Message  gdbabou Jeu 9 Mai - 6:35

Anthony Gagneau, 29 ans, a perdu son bras lors d’un accident à la papeterie Gascogne Sack de Mimizan (40), en juillet dernier. Il se bat pour faire reconnaître l'accident du travail

Condamné à vivre le reste de son existence avec un membre en moins. Et surtout avec ce cauchemar qui revient chaque nuit, celui dans lequel il se voit mourir, aspiré dans la machine qui a dévoré son avant-bras droit, ce jour inoubliable de juillet 2012… Tel est le cruel destin réservé au jeune Anthony Gagneau, 29 ans.

L’année dernière encore, l’ancien conducteur de machine embauché en CDI à la papeterie mimizanaise, branche Gascogne Sack, recevait ses amis dans son appartement de Mimizan-Plage. Bien malgré lui, il a fait sienne aujourd’hui une chambre du centre de rééducation fonctionnelle de la tour de Gassies, à Bruges. Tout juste, en est-il ressorti jeudi dernier, pour subir une nouvelle opération chirurgicale, des interventions qu’il ne compte plus…




La bataille juridique

« Une question de dignité »

Pour Anthony, comme pour son avocate bordelaise, Me Marie Mescam, tout ça aurait pu être évité. Et c’est d’ailleurs ce qu’ils essaient de faire reconnaître formellement par la justice. Une conciliation aurait certes pu éviter les poursuites pénales. Elle aurait permis à Anthony de se reconstruire avec une prothèse moderne (70 000 euros), une voiture aménagée (25 000 euros), etc., mais elle aurait aussi supposé que le directeur du site accepte de reconnaître une faute inexcusable, ce qu’il n’a pas fait (lire par ailleurs). Par défaut, le duo a donc attaqué l’entreprise pour blessures involontaires. Selon la spécialiste en réparation du préjudice corporel, c’est tout simplement « une question de dignité ». « Je me bats pour Anthony mais je me bats plus largement pour le respect des ouvriers accidentés et la prise en compte de leur statut de victime. Je trouve en effet qu’il est inadmissible qu’une personne qui risque sa vie pour son travail et pour son employeur doive se battre à ce point pour obtenir une indemnisation partielle, alors qu’un accidenté de la route aurait reçu sans délai une indemnisation totale », plaide Marie Mescam.

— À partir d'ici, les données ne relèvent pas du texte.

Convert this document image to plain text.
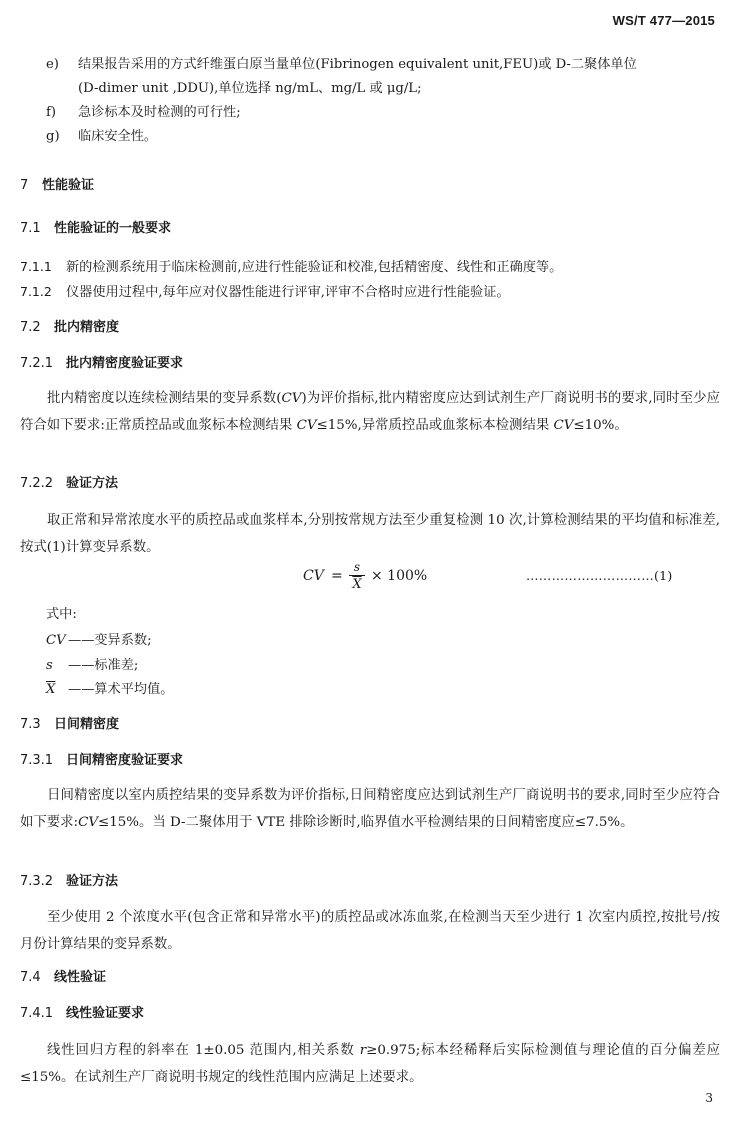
WS/T 477—2015
e) 结果报告采用的方式纤维蛋白原当量单位(Fibrinogen equivalent unit,FEU)或 D-二聚体单位
(D-dimer unit ,DDU),单位选择 ng/mL、mg/L 或 μg/L;
f) 急诊标本及时检测的可行性;
g) 临床安全性。
7 性能验证
7.1 性能验证的一般要求
7.1.1 新的检测系统用于临床检测前,应进行性能验证和校准,包括精密度、线性和正确度等。
7.1.2 仪器使用过程中,每年应对仪器性能进行评审,评审不合格时应进行性能验证。
7.2 批内精密度
7.2.1 批内精密度验证要求

批内精密度以连续检测结果的变异系数(CV)为评价指标,批内精密度应达到试剂生产厂商说明书的要求,同时至少应符合如下要求:正常质控品或血浆标本检测结果 CV≤15%,异常质控品或血浆标本检测结果 CV≤10%。

7.2.2 验证方法

取正常和异常浓度水平的质控品或血浆样本,分别按常规方法至少重复检测 10 次,计算检测结果的平均值和标准差,按式(1)计算变异系数。

CV = $\frac{s}{X} \times 100\%$	…………………………(1)
式中:
CV ——变异系数;
s ——标准差;
$\overline{X}$ ——算术平均值。
7.3 日间精密度
7.3.1 日间精密度验证要求

日间精密度以室内质控结果的变异系数为评价指标,日间精密度应达到试剂生产厂商说明书的要求,同时至少应符合如下要求:CV≤15%。当 D-二聚体用于 VTE 排除诊断时,临界值水平检测结果的日间精密度应≤7.5%。

7.3.2 验证方法

至少使用 2 个浓度水平(包含正常和异常水平)的质控品或冰冻血浆,在检测当天至少进行 1 次室内质控,按批号/按月份计算结果的变异系数。

7.4 线性验证
7.4.1 线性验证要求

线性回归方程的斜率在 1±0.05 范围内,相关系数 r≥0.975;标本经稀释后实际检测值与理论值的百分偏差应≤15%。在试剂生产厂商说明书规定的线性范围内应满足上述要求。

3
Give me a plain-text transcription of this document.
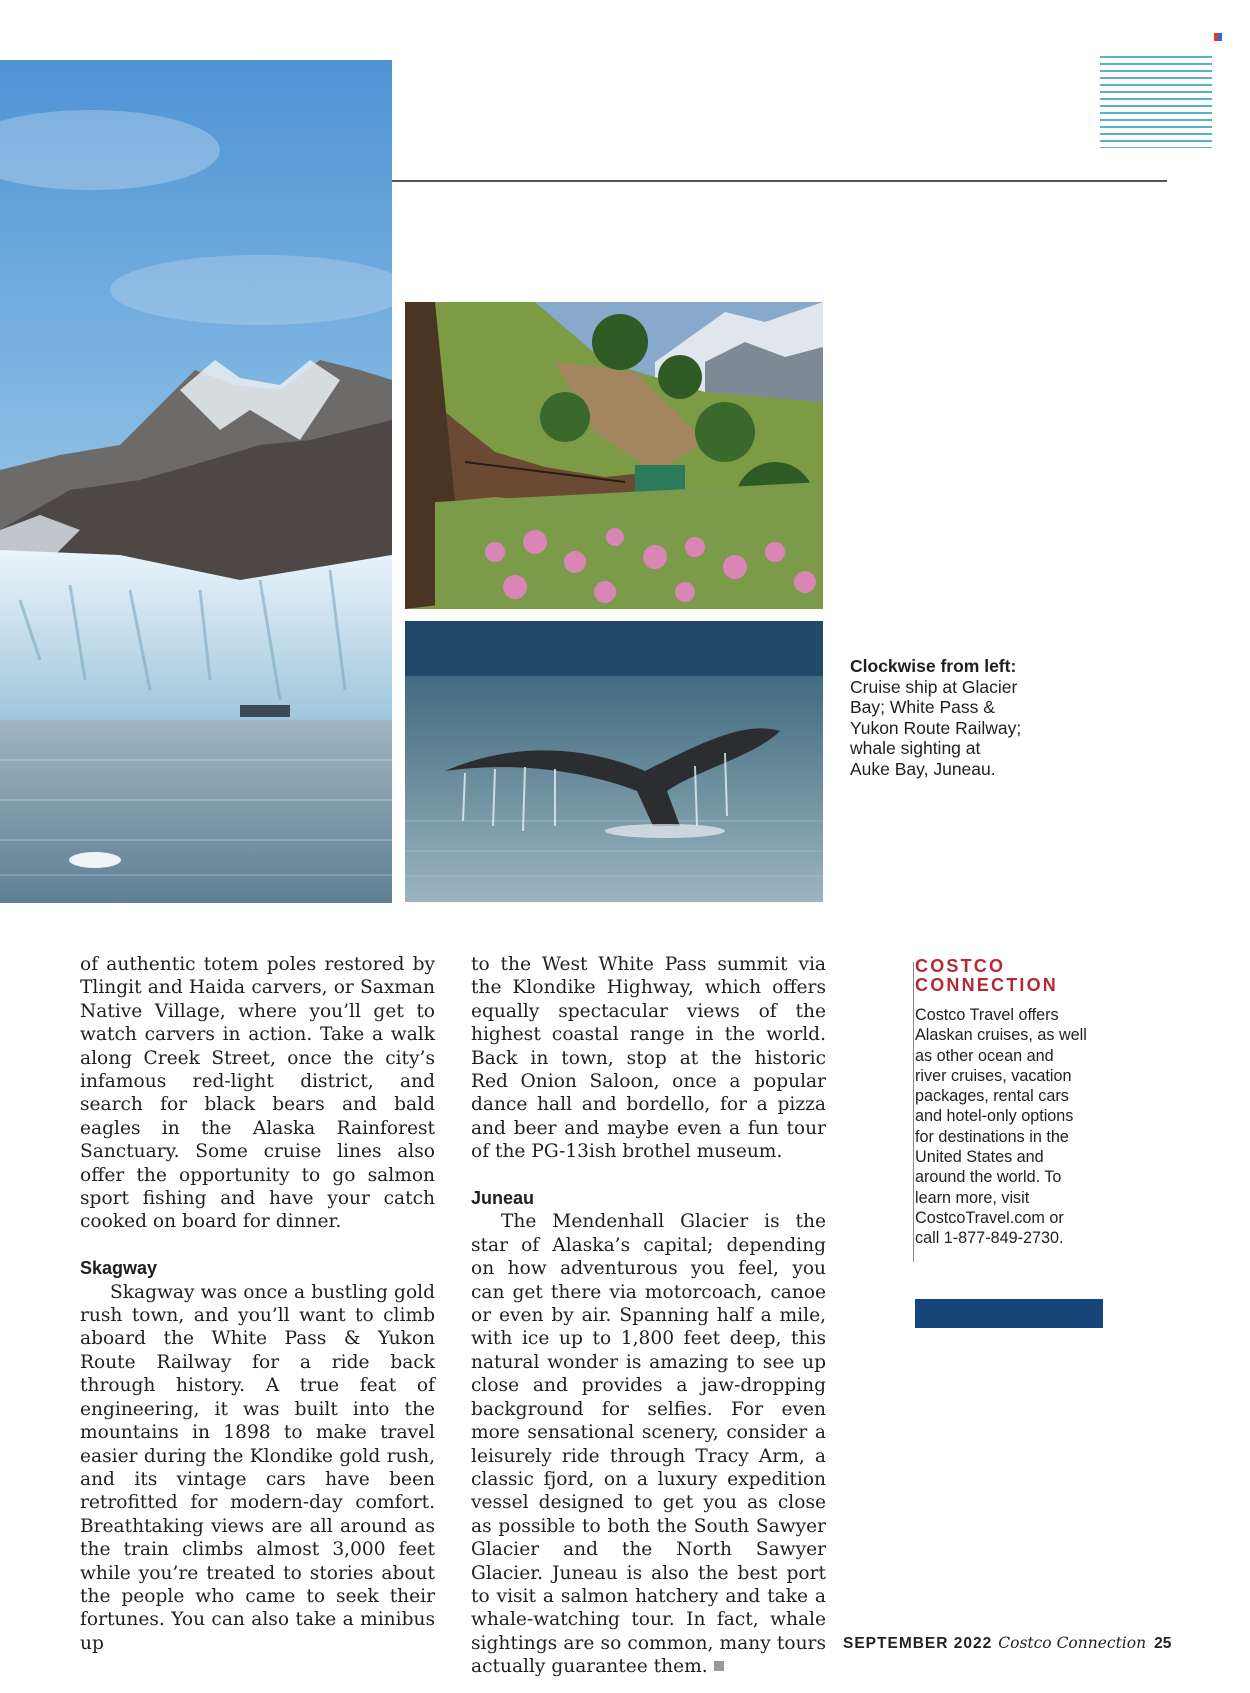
Clockwise from left:
Cruise ship at Glacier
Bay; White Pass &
Yukon Route Railway;
whale sighting at
Auke Bay, Juneau.

of authentic totem poles restored by Tlingit and Haida carvers, or Saxman Native Village, where you’ll get to watch carvers in action. Take a walk along Creek Street, once the city’s infamous red-light district, and search for black bears and bald eagles in the Alaska Rainforest Sanctuary. Some cruise lines also offer the opportunity to go salmon sport fishing and have your catch cooked on board for dinner.

Skagway

Skagway was once a bustling gold rush town, and you’ll want to climb aboard the White Pass & Yukon Route Railway for a ride back through history. A true feat of engineering, it was built into the mountains in 1898 to make travel easier during the Klondike gold rush, and its vintage cars have been retrofitted for modern-day comfort. Breathtaking views are all around as the train climbs almost 3,000 feet while you’re treated to stories about the people who came to seek their fortunes. You can also take a minibus up

to the West White Pass summit via the Klondike Highway, which offers equally spectacular views of the highest coastal range in the world. Back in town, stop at the historic Red Onion Saloon, once a popular dance hall and bordello, for a pizza and beer and maybe even a fun tour of the PG-13ish brothel museum.

Juneau

The Mendenhall Glacier is the star of Alaska’s capital; depending on how adventurous you feel, you can get there via motorcoach, canoe or even by air. Spanning half a mile, with ice up to 1,800 feet deep, this natural wonder is amazing to see up close and provides a jaw-dropping background for selfies. For even more sensational scenery, consider a leisurely ride through Tracy Arm, a classic fjord, on a luxury expedition vessel designed to get you as close as possible to both the South Sawyer Glacier and the North Sawyer Glacier. Juneau is also the best port to visit a salmon hatchery and take a whale-watching tour. In fact, whale sightings are so common, many tours actually guarantee them.

COSTCO
CONNECTION

Costco Travel offers Alaskan cruises, as well as other ocean and river cruises, vacation packages, rental cars and hotel-only options for destinations in the United States and around the world. To learn more, visit CostcoTravel.com or call 1-877-849-2730.

SEPTEMBER 2022 Costco Connection 25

L’avocate, qui attaquera si besoin Gascogne Sack devant le tribunal des Affaires sanitaires et sociales pour faute inexcusable, referme ce volet en ces termes : « J’estime qu’il est purement scandaleux que dans une entreprise moderne, l’on mette toujours en balance les finances avec les exigences de sécurité, et donc l’intégrité humaine. »

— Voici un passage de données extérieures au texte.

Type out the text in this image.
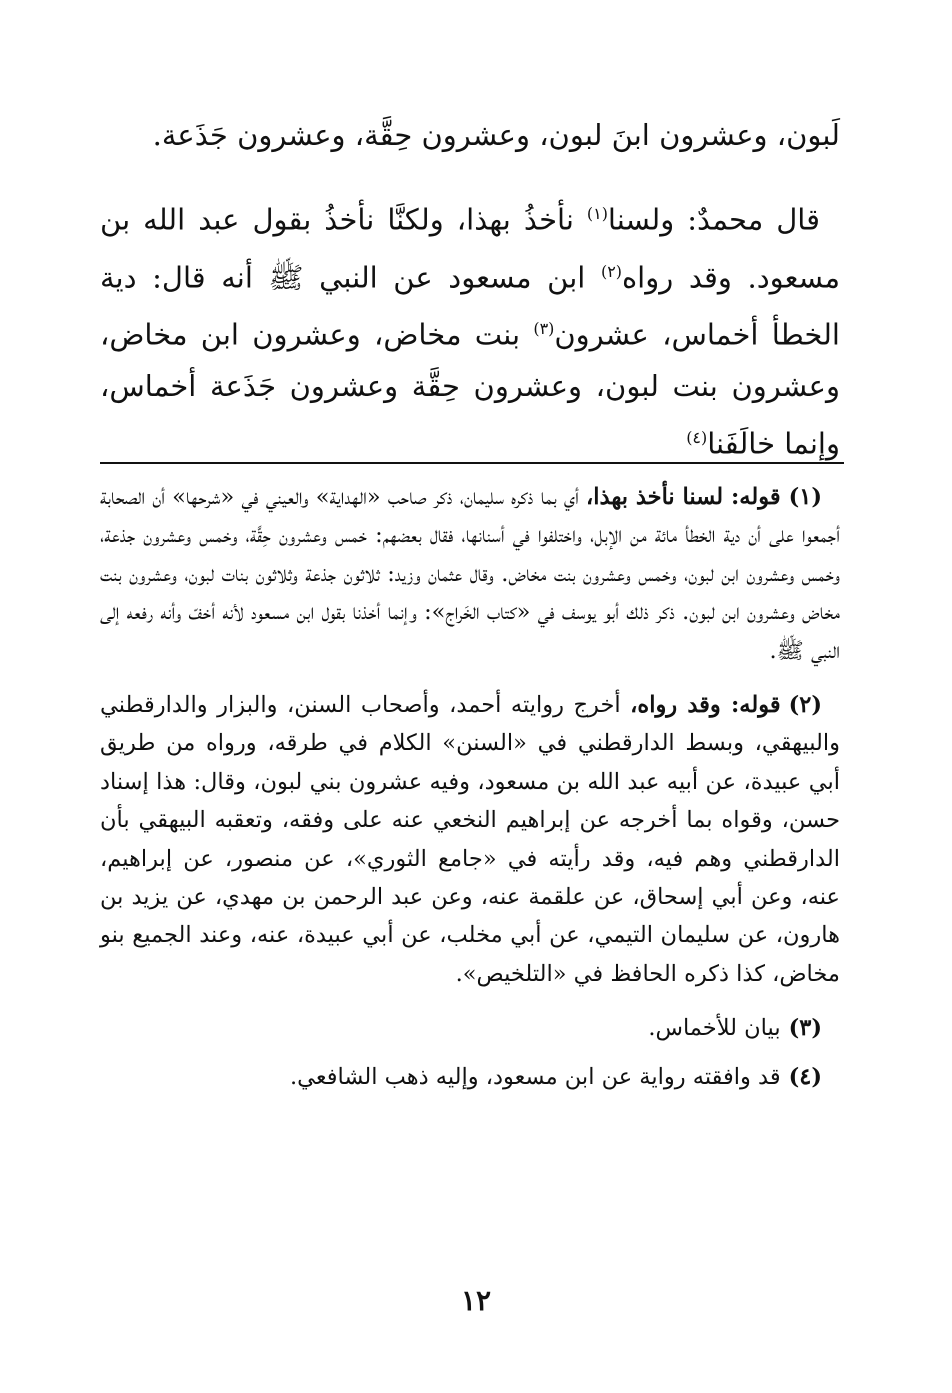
لَبون، وعشرون ابنَ لبون، وعشرون حِقَّة، وعشرون جَذَعة.

قال محمدٌ: ولسنا$^{(١)}$ نأخذُ بهذا، ولكنَّا نأخذُ بقول عبد الله بن مسعود. وقد رواه$^{(٢)}$ ابن مسعود عن النبي ﷺ أنه قال: دية الخطأ أخماس، عشرون$^{(٣)}$ بنت مخاض، وعشرون ابن مخاض، وعشرون بنت لبون، وعشرون حِقَّة وعشرون جَذَعة أخماس، وإنما خالَفَنا$^{(٤)}$

(١)قوله: لسنا نأخذ بهذا، أي بما ذكره سليمان، ذكر صاحب «الهداية» والعيني في «شرحها» أن الصحابة أجمعوا على أن دية الخطأ مائة من الإبل، واختلفوا في أسنانها، فقال بعضهم: خمس وعشرون حِقَّة، وخمس وعشرون جذعة، وخمس وعشرون ابن لبون، وخمس وعشرون بنت مخاض. وقال عثمان وزيد: ثلاثون جذعة وثلاثون بنات لبون، وعشرون بنت مخاض وعشرون ابن لبون. ذكر ذلك أبو يوسف في «كتاب الخَراج»: وإنما أخذنا بقول ابن مسعود لأنه أخفّ وأنه رفعه إلى النبي ﷺ.

(٢)قوله: وقد رواه، أخرج روايته أحمد، وأصحاب السنن، والبزار والدارقطني والبيهقي، وبسط الدارقطني في «السنن» الكلام في طرقه، ورواه من طريق أبي عبيدة، عن أبيه عبد الله بن مسعود، وفيه عشرون بني لبون، وقال: هذا إسناد حسن، وقواه بما أخرجه عن إبراهيم النخعي عنه على وفقه، وتعقبه البيهقي بأن الدارقطني وهم فيه، وقد رأيته في «جامع الثوري»، عن منصور، عن إبراهيم، عنه، وعن أبي إسحاق، عن علقمة عنه، وعن عبد الرحمن بن مهدي، عن يزيد بن هارون، عن سليمان التيمي، عن أبي مخلب، عن أبي عبيدة، عنه، وعند الجميع بنو مخاض، كذا ذكره الحافظ في «التلخيص».

(٣)بيان للأخماس.

(٤)قد وافقته رواية عن ابن مسعود، وإليه ذهب الشافعي.

١٢
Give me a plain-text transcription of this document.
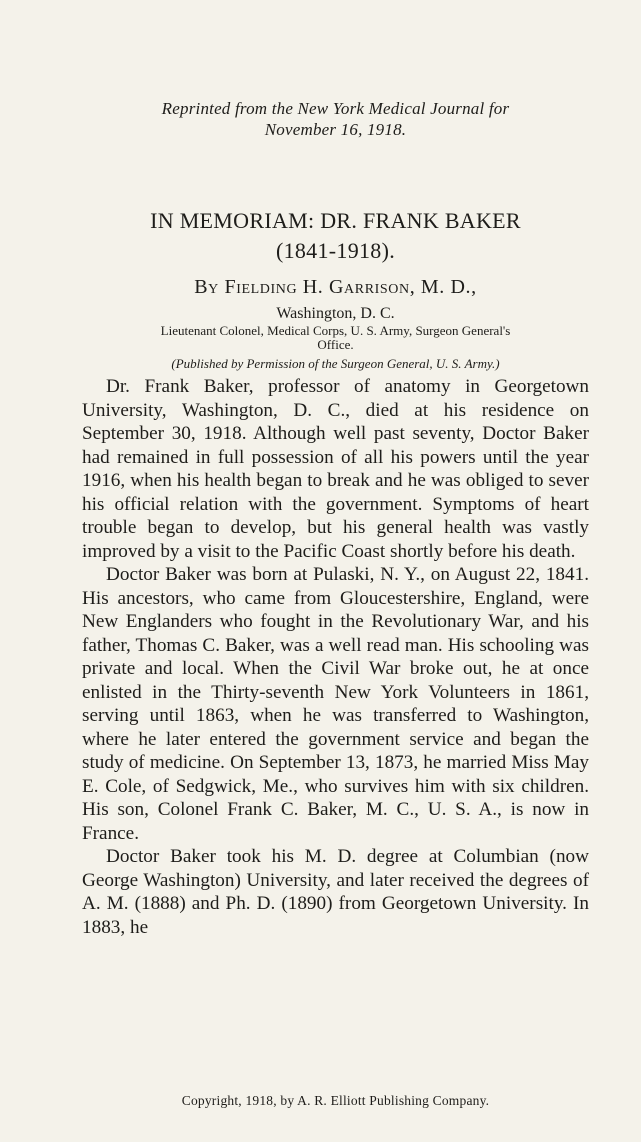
Reprinted from the New York Medical Journal for
November 16, 1918.
IN MEMORIAM: DR. FRANK BAKER
(1841-1918).
By Fielding H. Garrison, M. D.,
Washington, D. C.
Lieutenant Colonel, Medical Corps, U. S. Army, Surgeon General's
Office.
(Published by Permission of the Surgeon General, U. S. Army.)

Dr. Frank Baker, professor of anatomy in Georgetown University, Washington, D. C., died at his residence on September 30, 1918. Although well past seventy, Doctor Baker had remained in full possession of all his powers until the year 1916, when his health began to break and he was obliged to sever his official relation with the government. Symptoms of heart trouble began to develop, but his general health was vastly improved by a visit to the Pacific Coast shortly before his death.

Doctor Baker was born at Pulaski, N. Y., on August 22, 1841. His ancestors, who came from Gloucestershire, England, were New Englanders who fought in the Revolutionary War, and his father, Thomas C. Baker, was a well read man. His schooling was private and local. When the Civil War broke out, he at once enlisted in the Thirty-seventh New York Volunteers in 1861, serving until 1863, when he was transferred to Washington, where he later entered the government service and began the study of medicine. On September 13, 1873, he married Miss May E. Cole, of Sedgwick, Me., who survives him with six children. His son, Colonel Frank C. Baker, M. C., U. S. A., is now in France.

Doctor Baker took his M. D. degree at Columbian (now George Washington) University, and later received the degrees of A. M. (1888) and Ph. D. (1890) from Georgetown University. In 1883, he

Copyright, 1918, by A. R. Elliott Publishing Company.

Depuis son lit d’hôpital, Anthony assure n’avoir que très peu de souvenirs de son accident. « Je ne sais pas comment c’est arrivé, regrette-t-il. La seule image qui me revient, c’est l’impression d’un bras creux que des collègues tentaient de libérer sans y parvenir, les 1 h 30 de désincarcération et puis la peur de mourir. » Anthony a oublié les secondes précédentes, et c’est sans doute mieux comme ça.

Des souvenirs plus clairs

Mais il a encore parfaitement en tête les conditions dans lesquelles l’accident s’est produit. Des conditions connues, et pour certaines reconnues, qui illustrent, selon lui, une faute indiscutable de l’entreprise. Particulièrement perturbé par la mort d’un autre ouvrier de la papeterie, le 25 décembre dernier, du côté de Gascogne Paper cette fois, Anthony ressent « le besoin de dire ce qu’il s’est passé ». L’ancien intérimaire veut d’abord raconter comment il est passé du poste de monteur cliché à celui de conducteur. « Ça devait se faire vite car il fallait remplacer quelqu’un qui avait donné sa démission. Du coup, j’avais suivi un autre ouvrier sur l’imprimeuse 5 durant cinq semaines, en mai, avec tous les ponts… Ce n’est pas vraiment ce que j’appelle une formation. »

Il y a aussi le problème de la machine sur laquelle l’accident est survenu, une sorte de long tube composée de gros cylindres qui permettent d’imprimer les emballages. Non seulement, ce n’est pas celle pour laquelle il avait été formé, mais elle était « en piteux état », promet le garçon brisé. La « 2 » faisait effectivement partie des plus anciennes. Elle ne fonctionnait d’ailleurs quasiment plus jamais. Anthony se souvient des « fuites d’huile » et des « carters de sécurité qui ne marchaient plus », du « scotch armé pour tenir les cellules de sécurité », « des grilles attachées avec de la ficelle » ou encore « des astuces avec des bâtons pour mettre les racles en pression ».

Le jeune ouvrier aurait-il dû « refuser de travailler sur cette machine », comme le lui a suggéré durant l’enquête un inspecteur du travail ? « Ils sont bien gentils mais dans les faits, ça ne se passe pas comme ça. Soit on bosse, soit on rentre chez nous, on n’est pas là pour faire respecter la politique de sécurité de l’entreprise », répond pragmatique l’ancien machiniste.

Deux infractions relevées

Lorsqu’Anthony est rattrapé par ses « douleurs insupportables », « après chaque opération, chaque pansement, et surtout des douleurs fantômes, cette sensation d’avoir l’impression d’avoir toujours le bras, de faire bouger ses doigts en vain car il n’y a plus rien », le Mimizanais se redit aussi toujours qu’« il manquait ce jour-là un véritable binôme, quelqu’un qui aurait pu actionner le bouton d’arrêt d’urgence ».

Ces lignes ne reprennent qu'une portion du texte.